Police last week received a tip-off and raided some of the company’s premises in and around the capital.
Police national spokesperson Senior Assistant Commissioner Charity Charamba yesterday said she was yet to receive the report from investigating officers.
ZDI board chairperson Retired Colonel Tshinga Dube, could not be reached on his mobile phone yesterday.
Last week, one of the drivers at the company was allegedly forced to abandon his tanker at a service station in Southerton after he was cornered by detectives.
The driver wanted to offload the fuel when detectives received a tip-off about the consignment.
Several trucks have since been impounded by police after being abandoned by drivers as investigations continue.
The fuel scam came to light following a price war in Gwanda that saw Glow Petroleum selling its fuel at significantly lower prices compared to other service stations whose prices were almost uniform.
Gwanda town has four filling stations that charge more or less the same price.
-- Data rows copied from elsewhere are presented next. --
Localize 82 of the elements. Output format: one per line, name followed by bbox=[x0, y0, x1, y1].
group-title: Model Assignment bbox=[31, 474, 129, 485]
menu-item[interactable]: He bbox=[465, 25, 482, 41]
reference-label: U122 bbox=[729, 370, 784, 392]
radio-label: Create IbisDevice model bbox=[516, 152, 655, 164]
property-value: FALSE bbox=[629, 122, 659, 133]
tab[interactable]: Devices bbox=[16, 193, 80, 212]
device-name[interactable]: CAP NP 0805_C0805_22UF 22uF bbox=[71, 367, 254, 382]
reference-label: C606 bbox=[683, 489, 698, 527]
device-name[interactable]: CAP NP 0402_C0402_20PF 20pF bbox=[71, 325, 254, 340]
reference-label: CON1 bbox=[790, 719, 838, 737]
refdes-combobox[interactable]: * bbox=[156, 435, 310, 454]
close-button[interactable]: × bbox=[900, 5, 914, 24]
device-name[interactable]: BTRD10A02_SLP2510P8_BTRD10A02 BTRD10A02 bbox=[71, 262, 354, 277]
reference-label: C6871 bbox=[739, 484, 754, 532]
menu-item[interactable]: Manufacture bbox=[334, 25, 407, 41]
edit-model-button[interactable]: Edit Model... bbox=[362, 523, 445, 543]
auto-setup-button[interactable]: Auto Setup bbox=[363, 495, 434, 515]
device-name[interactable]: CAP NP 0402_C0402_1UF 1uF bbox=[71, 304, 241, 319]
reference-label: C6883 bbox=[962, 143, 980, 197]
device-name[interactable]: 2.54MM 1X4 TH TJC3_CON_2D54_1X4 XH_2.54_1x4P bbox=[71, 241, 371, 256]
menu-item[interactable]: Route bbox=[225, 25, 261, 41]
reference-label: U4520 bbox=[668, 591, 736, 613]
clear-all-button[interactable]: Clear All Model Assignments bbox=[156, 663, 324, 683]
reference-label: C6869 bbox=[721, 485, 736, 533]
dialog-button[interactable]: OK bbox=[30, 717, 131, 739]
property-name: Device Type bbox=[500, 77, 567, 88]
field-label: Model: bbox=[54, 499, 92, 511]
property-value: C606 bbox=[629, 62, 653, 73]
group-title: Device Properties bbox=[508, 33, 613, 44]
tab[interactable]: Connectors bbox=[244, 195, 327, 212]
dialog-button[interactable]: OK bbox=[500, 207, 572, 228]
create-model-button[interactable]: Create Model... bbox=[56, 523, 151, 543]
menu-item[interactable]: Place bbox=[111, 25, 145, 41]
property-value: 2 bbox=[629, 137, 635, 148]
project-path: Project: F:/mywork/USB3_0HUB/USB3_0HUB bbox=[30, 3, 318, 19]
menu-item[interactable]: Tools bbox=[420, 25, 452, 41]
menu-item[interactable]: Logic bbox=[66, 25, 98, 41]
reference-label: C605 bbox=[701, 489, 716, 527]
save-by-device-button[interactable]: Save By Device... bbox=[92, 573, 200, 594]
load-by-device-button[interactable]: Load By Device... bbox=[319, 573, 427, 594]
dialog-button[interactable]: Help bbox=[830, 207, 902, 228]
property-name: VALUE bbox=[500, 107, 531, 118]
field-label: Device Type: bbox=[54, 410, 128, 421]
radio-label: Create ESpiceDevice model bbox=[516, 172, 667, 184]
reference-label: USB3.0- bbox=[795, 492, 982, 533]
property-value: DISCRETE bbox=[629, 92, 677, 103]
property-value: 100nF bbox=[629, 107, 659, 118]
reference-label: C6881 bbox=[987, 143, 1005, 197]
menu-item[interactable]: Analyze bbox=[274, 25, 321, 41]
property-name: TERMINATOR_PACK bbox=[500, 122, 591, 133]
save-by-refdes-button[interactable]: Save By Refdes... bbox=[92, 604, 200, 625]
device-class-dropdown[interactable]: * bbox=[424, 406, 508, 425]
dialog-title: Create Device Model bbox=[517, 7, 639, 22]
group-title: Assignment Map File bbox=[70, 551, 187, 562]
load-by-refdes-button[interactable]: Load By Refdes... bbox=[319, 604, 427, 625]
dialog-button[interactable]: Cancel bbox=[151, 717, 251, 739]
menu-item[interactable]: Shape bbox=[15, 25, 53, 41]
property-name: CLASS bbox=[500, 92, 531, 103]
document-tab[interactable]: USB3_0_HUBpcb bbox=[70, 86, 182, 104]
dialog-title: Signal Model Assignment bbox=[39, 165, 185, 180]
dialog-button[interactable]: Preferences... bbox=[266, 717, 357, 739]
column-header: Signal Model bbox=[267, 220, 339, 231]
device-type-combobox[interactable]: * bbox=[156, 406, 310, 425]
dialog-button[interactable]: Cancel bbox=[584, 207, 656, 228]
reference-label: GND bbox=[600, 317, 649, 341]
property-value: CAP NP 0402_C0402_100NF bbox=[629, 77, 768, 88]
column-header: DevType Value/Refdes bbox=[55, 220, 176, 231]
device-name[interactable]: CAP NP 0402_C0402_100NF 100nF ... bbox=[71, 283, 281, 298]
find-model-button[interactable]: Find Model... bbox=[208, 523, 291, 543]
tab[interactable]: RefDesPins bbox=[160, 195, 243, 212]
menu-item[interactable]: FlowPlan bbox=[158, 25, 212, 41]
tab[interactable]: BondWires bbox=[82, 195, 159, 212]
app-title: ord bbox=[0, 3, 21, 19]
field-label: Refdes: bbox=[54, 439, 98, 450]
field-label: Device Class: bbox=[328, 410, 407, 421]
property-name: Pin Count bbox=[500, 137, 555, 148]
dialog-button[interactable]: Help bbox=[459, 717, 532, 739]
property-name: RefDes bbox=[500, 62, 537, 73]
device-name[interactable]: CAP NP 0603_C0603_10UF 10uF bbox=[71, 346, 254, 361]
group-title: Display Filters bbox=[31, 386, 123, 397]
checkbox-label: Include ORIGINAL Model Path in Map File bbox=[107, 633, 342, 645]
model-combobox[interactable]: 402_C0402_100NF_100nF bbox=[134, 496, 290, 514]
Petrol costs between $1,50 and $1,54 per litre, while the diesel price ranges from $1,37 to $1,42.
It is reported that trouble started when Glow Petroleum service station sold petrol for $1,46 per litre and diesel at $1,36 per litre.
In one instance it is reported that Glow Petroleum reduced its prices to $1,30 per litre for petrol and $1,18 per litre for diesel as it sought to outdo competitors such as Zuva Petroleum that had begun to slash prices to attract more customers in face of the competition induced by the former’s pricing.
This raised the ire of other operators in the sector who sought to establish how Glow could reduce prices that much given the procurement prices and attendant costs.
It was then allegedly discovered that the firm was clandestinely importing fuel, prompting the police to launch an investigation.